The Supreme Court decided to revoke the first-instance judgment and ordered Company C to cease, from the date this judgment is served, the infringement of Company A’s technical secrets at issue, and the duration of such cessation shall last until the technical secrets becomes publicly known. The Court further specified the specific way, content and scope of cessation of infringement, including but not limited to: 1) immediately cease revealing, using and permitting others to use Company A’s technical secrets at issue from the date when this judgment is served; 2) immediately destroy or transfer to Company A all drawings (in both hard-copy and electronic form) carrying Company A’s technical secrets at issue within 30 days from the date this judgment is served, under the supervision of the People's Court or in the presence of Company A; 3) dismantle the production equipment bearing Company A’s technical secrets at issue (the declaration formalities to the relevant administrative departments shall be fully fulfilled within 30 days from the date this judgment is served) within 180 days from the date this judgment is served, under the supervision of the People’s Court or in the presence of Company A; 4) within 30 days from the date this judgment is served, notify Company C’s shareholders, directors, supervisors, senior management personnel, and its affiliated companies with an investment relationship of this judgment and the requirements therein regarding the cessation of infringement, inform the aforementioned notified parties that they shall actively cooperate in fulfilling this judgment, and sign a confidentiality agreement regarding trade secrets and non-infringement commitment (with the text of the notice and the commitment attached). Meanwhile, the original copy of the commitment shall be submitted to the first-instance court, and a copy shall be provided to Company A; order Company C and X to jointly compensate Company A for economic losses and reasonable expenses of 60 million yuan within ten days from the effective date of this judgment; order Company D to bear joint and several liability for 20 million yuan of the compensation amount determined in the preceding item.

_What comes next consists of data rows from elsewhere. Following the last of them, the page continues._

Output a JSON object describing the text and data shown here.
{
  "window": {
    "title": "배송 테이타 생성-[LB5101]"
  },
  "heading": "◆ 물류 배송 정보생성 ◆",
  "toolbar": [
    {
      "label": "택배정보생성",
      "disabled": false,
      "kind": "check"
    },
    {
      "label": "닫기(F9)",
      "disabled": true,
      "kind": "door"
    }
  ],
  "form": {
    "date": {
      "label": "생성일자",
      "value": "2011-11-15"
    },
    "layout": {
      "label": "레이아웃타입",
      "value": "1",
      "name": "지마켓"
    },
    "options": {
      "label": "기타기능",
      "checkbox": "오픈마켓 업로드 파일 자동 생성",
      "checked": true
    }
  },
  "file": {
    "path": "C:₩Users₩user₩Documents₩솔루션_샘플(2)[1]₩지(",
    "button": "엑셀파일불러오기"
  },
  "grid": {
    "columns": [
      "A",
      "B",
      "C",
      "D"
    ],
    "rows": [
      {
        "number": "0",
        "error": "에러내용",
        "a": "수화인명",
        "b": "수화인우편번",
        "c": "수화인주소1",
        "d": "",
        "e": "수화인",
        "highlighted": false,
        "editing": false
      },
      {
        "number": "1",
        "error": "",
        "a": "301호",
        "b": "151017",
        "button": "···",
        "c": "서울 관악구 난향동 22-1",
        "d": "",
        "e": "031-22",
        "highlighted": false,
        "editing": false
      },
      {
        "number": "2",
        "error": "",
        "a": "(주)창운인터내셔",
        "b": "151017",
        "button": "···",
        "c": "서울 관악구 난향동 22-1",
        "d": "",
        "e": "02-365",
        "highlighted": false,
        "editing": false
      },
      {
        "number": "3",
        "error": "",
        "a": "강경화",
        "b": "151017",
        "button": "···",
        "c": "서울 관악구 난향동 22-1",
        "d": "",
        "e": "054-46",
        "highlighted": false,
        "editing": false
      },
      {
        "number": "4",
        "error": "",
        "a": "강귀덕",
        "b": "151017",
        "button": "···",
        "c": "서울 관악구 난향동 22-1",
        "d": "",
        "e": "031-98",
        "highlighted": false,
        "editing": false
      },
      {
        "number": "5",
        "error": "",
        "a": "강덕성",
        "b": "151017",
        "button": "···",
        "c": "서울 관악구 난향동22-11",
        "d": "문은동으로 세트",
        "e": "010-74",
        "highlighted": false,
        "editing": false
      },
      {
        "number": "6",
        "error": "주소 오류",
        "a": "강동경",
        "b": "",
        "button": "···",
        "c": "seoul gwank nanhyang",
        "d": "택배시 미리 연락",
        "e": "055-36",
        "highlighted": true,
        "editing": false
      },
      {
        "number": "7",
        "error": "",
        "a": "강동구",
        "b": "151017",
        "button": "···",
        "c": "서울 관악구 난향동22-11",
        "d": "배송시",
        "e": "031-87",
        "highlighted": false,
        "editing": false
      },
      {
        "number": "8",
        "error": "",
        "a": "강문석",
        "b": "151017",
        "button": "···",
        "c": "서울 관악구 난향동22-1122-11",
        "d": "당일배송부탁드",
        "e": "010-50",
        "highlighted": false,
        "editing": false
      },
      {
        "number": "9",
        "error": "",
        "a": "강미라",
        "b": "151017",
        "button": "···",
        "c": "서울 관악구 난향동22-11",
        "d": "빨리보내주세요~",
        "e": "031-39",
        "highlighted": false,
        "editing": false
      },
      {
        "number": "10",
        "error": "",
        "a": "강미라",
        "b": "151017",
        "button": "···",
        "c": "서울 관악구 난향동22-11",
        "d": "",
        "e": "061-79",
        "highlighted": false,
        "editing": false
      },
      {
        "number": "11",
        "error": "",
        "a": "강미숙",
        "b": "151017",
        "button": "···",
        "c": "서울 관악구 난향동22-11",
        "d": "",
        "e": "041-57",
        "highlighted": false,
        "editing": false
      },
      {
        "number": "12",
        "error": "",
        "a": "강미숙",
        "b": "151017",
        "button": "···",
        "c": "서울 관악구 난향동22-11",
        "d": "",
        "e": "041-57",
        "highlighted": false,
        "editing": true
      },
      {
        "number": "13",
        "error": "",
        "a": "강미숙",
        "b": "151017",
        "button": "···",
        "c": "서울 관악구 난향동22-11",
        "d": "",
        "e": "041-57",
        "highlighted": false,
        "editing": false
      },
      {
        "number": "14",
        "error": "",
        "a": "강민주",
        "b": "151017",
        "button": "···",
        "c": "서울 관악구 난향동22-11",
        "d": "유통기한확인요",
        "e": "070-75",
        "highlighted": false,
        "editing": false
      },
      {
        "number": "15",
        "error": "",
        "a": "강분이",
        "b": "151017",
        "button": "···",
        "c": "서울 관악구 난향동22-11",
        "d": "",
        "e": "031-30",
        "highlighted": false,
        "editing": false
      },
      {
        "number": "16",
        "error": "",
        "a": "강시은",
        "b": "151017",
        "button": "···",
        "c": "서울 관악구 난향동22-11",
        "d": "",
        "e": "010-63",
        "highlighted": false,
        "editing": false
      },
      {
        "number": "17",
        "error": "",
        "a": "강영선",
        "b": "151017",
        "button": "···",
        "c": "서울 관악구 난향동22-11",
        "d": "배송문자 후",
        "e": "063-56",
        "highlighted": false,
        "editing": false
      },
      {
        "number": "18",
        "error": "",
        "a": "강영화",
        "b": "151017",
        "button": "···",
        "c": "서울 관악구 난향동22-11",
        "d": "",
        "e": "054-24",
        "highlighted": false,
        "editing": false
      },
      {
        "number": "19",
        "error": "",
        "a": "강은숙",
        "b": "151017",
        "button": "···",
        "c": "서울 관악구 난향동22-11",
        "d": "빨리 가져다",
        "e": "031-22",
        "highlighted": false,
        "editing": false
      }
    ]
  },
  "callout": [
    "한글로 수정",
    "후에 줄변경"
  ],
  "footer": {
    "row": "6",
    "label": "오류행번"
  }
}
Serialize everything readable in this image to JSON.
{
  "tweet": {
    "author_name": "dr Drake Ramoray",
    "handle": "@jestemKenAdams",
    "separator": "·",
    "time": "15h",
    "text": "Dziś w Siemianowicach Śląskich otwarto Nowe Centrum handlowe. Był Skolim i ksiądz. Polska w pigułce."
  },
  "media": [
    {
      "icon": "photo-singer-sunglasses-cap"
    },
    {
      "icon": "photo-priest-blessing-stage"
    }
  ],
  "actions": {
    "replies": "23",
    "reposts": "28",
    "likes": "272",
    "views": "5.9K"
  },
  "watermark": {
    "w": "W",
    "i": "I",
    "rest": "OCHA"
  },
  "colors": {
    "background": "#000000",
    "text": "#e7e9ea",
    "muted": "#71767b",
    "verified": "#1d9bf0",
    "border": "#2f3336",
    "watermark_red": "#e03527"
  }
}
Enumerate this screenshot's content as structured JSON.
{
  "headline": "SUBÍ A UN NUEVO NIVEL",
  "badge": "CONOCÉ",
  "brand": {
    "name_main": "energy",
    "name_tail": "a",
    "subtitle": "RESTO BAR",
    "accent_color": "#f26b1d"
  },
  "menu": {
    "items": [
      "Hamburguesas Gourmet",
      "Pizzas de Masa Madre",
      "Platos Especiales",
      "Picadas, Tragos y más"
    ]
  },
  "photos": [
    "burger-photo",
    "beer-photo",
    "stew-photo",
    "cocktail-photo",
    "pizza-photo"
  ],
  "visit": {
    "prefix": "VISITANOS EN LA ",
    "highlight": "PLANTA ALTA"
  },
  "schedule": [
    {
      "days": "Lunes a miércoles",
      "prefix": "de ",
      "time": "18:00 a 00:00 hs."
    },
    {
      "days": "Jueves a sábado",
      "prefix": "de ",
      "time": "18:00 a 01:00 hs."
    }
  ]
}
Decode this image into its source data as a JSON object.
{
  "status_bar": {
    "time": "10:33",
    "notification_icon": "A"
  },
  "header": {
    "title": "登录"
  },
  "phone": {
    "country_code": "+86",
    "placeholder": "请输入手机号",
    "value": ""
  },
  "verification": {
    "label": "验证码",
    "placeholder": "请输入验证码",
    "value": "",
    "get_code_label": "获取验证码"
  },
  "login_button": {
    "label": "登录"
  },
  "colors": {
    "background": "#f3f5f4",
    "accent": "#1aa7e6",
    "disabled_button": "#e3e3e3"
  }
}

This case clarifies the consideration for determining joint infringing act, emphasizing that, in order to facilitate the smooth connection and efficient operation of trial and enforcement proceedings, and to ensure that the lawful rights and interests of the parties are realized in a timely manner, the People’s Court may, when ordering an infringer to assume civil liability for cessation of infringement, combined with the specifics of the case, either act in accordance with the specific claims of the right holder regarding the cessation of infringement or, when necessary, directly refine the specific way, content and scope of cessation of infringement as much as possible ex officio,, in order to effectively enhance the enforceability and deterrent effect of judicial rulings. It serves as guidance for both the adjudication of technical-secret infringement cases and the protection of such secrets by right holders.